Estimation of temperatures in a wellbore during injection or production is a recurring problem in petroleum engineering. Examples are the prediction of bottomhole temperatures of injection fluids (water, gas, and steam) and of wellhead temperatures in oil and gas wells. Almost all practical methods for the calculation of temperatures in wellbores go back to the classic paper by Ramey1 on wellbore heat transmission published in the early 1960s. In that paper, Ramey presented a simple analytical equation for wellbore temperatures based on a grossly simplified heat balance. Apart from this analytical temperature equation, Ramey also proposed a simple procedure to estimate an overall heat-transfer coefficient for wellbore heat losses comprising both transient heat resistance in the formation and near-wellbore heat resistance.2 Despite its simplifications, in practice Ramey's approach seems to work remarkably well.

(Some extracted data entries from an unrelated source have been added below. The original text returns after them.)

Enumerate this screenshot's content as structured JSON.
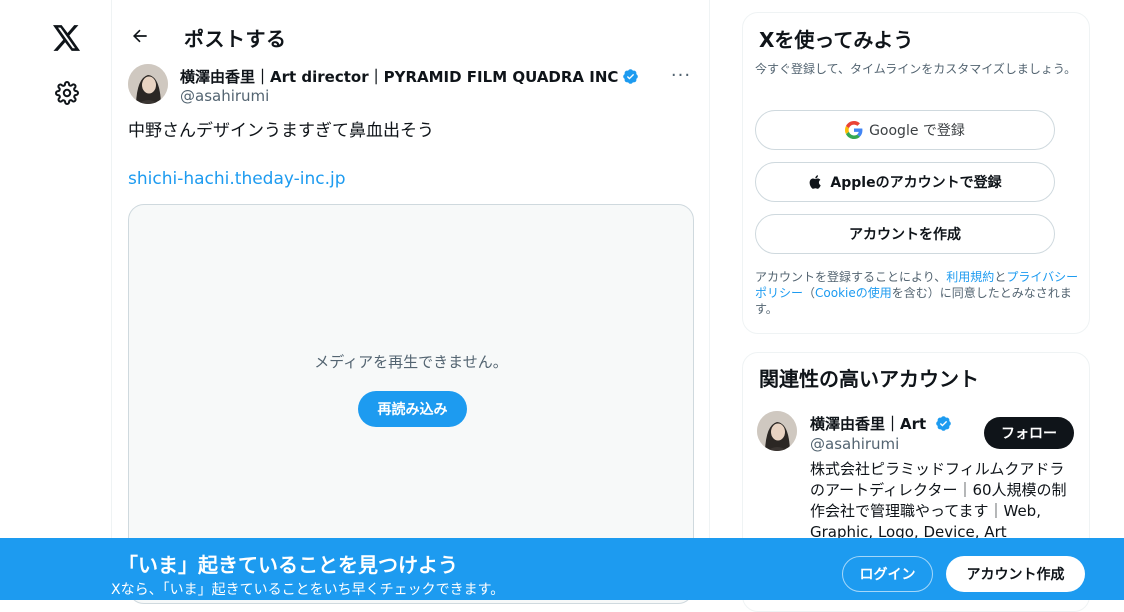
{
  "header": {
    "title": "ポストする"
  },
  "tweet": {
    "author_name": "横澤由香里｜Art director｜PYRAMID FILM QUADRA INC",
    "author_handle": "@asahirumi",
    "more_label": "···",
    "text": "中野さんデザインうますぎて鼻血出そう",
    "link": "shichi-hachi.theday-inc.jp",
    "media_error": "メディアを再生できません。",
    "reload_label": "再読み込み"
  },
  "signup": {
    "title": "Xを使ってみよう",
    "subtitle": "今すぐ登録して、タイムラインをカスタマイズしましょう。",
    "google_label": "Google で登録",
    "apple_label": "Appleのアカウントで登録",
    "create_label": "アカウントを作成",
    "terms_prefix": "アカウントを登録することにより、",
    "terms_link": "利用規約",
    "terms_and": "と",
    "privacy_link": "プライバシーポリシー",
    "terms_paren_open": "（",
    "cookie_link": "Cookieの使用",
    "terms_suffix": "を含む）に同意したとみなされます。"
  },
  "related": {
    "title": "関連性の高いアカウント",
    "name": "横澤由香里｜Art director｜PYRAMID FILM QUADRA INC",
    "handle": "@asahirumi",
    "follow_label": "フォロー",
    "bio": "株式会社ピラミッドフィルムクアドラのアートディレクター｜60人規模の制作会社で管理職やってます｜Web, Graphic, Logo, Device, Art Direction｜"
  },
  "banner": {
    "title": "「いま」起きていることを見つけよう",
    "subtitle": "Xなら、「いま」起きていることをいち早くチェックできます。",
    "login_label": "ログイン",
    "create_label": "アカウント作成"
  },
  "colors": {
    "accent": "#1d9bf0",
    "text": "#0f1419",
    "muted": "#536471",
    "border": "#cfd9de"
  },
  "icons": [
    "x-logo-icon",
    "settings-gear-icon",
    "back-arrow-icon",
    "verified-badge-icon",
    "google-icon",
    "apple-icon"
  ]
}
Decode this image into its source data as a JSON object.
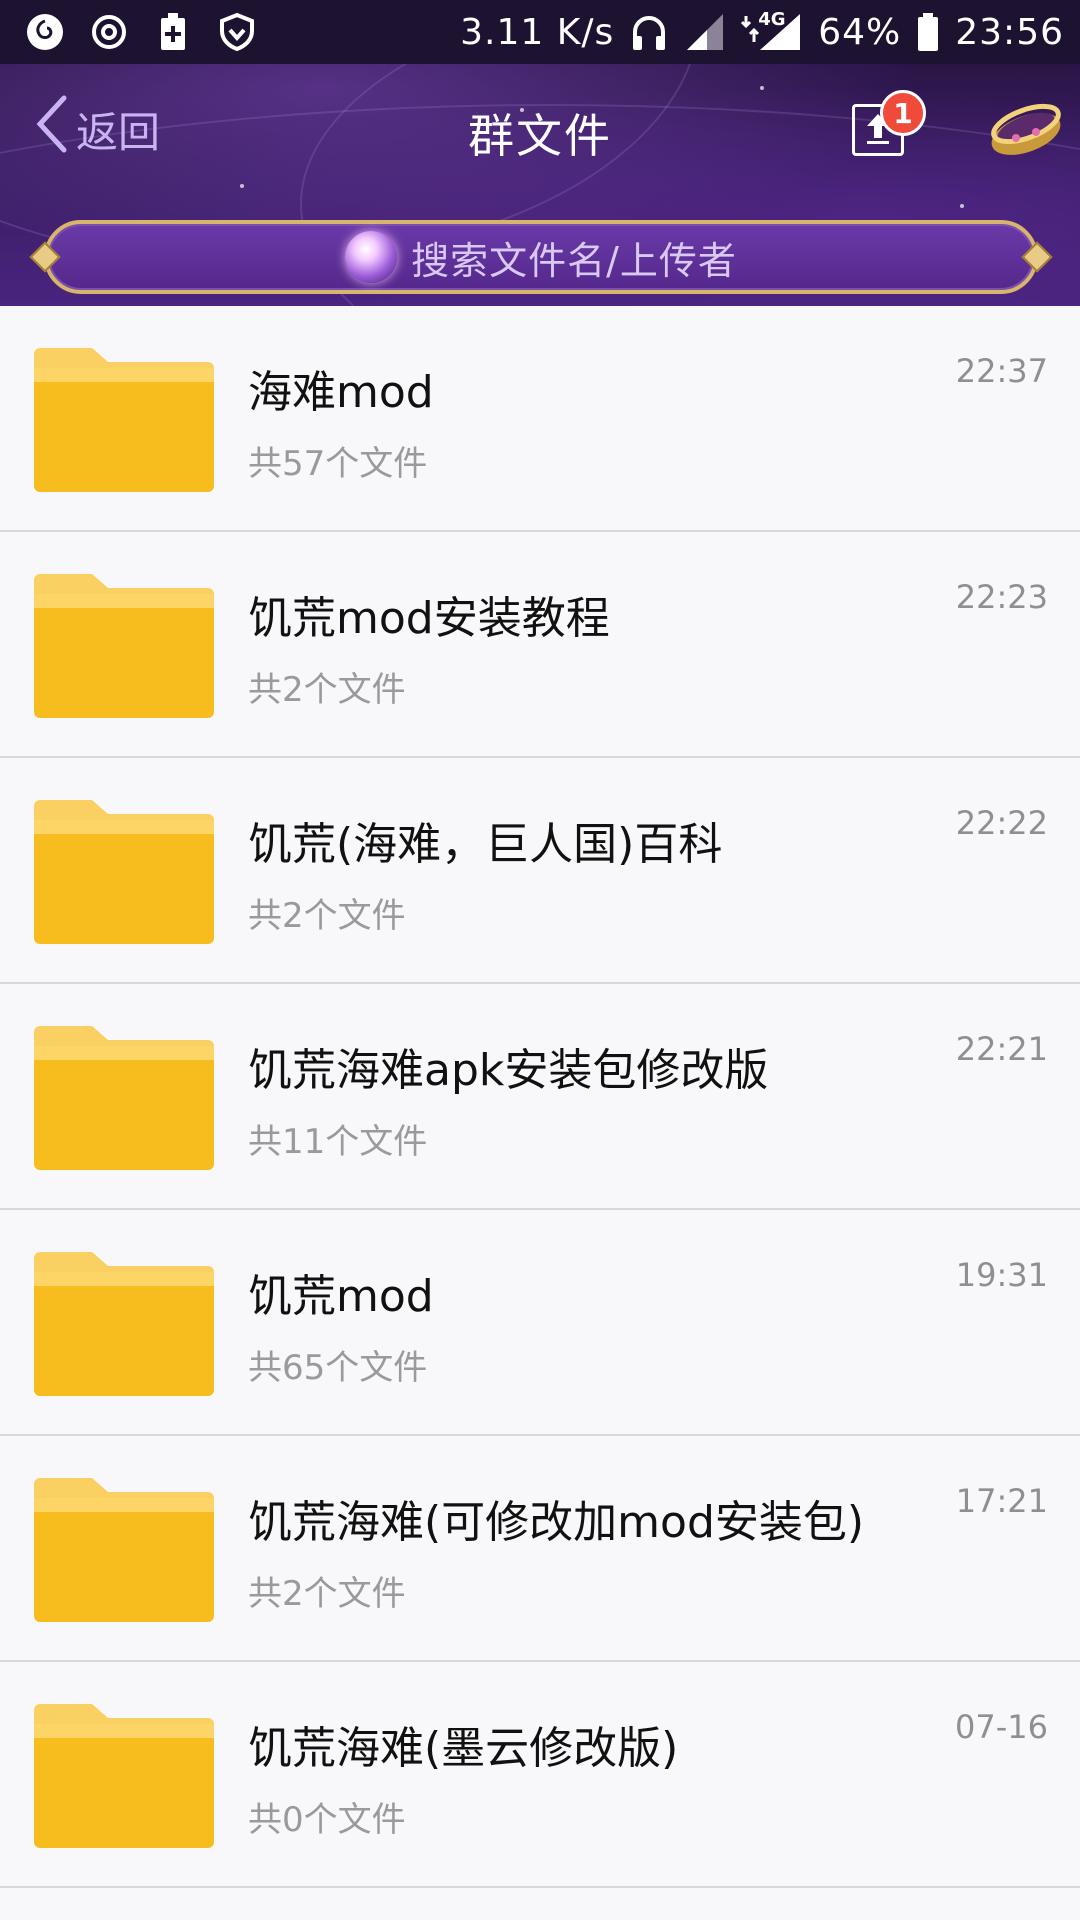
{
  "status_bar": {
    "net_speed": "3.11 K/s",
    "network_type": "4G",
    "battery": "64%",
    "time": "23:56",
    "icons": [
      "netease-music-icon",
      "sync-icon",
      "battery-saver-icon",
      "shield-icon",
      "headphones-icon",
      "signal-icon",
      "signal-4g-icon",
      "battery-icon"
    ]
  },
  "header": {
    "back_label": "返回",
    "title": "群文件",
    "upload_badge": "1"
  },
  "search": {
    "placeholder": "搜索文件名/上传者"
  },
  "files": [
    {
      "name": "海难mod",
      "count": "共57个文件",
      "time": "22:37"
    },
    {
      "name": "饥荒mod安装教程",
      "count": "共2个文件",
      "time": "22:23"
    },
    {
      "name": "饥荒(海难，巨人国)百科",
      "count": "共2个文件",
      "time": "22:22"
    },
    {
      "name": "饥荒海难apk安装包修改版",
      "count": "共11个文件",
      "time": "22:21"
    },
    {
      "name": "饥荒mod",
      "count": "共65个文件",
      "time": "19:31"
    },
    {
      "name": "饥荒海难(可修改加mod安装包)",
      "count": "共2个文件",
      "time": "17:21"
    },
    {
      "name": "饥荒海难(墨云修改版)",
      "count": "共0个文件",
      "time": "07-16"
    }
  ],
  "colors": {
    "header_bg": "#3c1f66",
    "folder": "#f7bd1f",
    "badge": "#f04a3a",
    "back_text": "#c9b3f3"
  }
}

In 1990, Wu and Pruess3 presented an analytical solution for wellbore heat transmission in a layered formation with different thermal properties without introducing the simplifying assumptions of Ramey. From their example calculations, they observed that the Ramey method is valid at long times but can generate large errors at early times. However, quantification of the conditions under which Ramey's method could be applied was beyond the scope of their paper.
The objective of this work is to assess the Ramey method and to establish criteria for its applicability. To this end we have first performed an inspection analysis of the basic wellbore heat transmission equations without the simplifying Ramey assumptions. This entails formulation of the equations in dimensionless form and identification of the governing dimensionless numbers. Subsequently, we have developed a rigorous solution of these dimensionless equations and have compared this solution with the Ramey solution for various ranges of the dimensionless numbers. We have also checked Ramey's procedure for estimating overall heat-transfer coefficients. To illustrate the results of the paper, we conclude with an example calculation of the estimation of wellhead temperature in a flowing oil well.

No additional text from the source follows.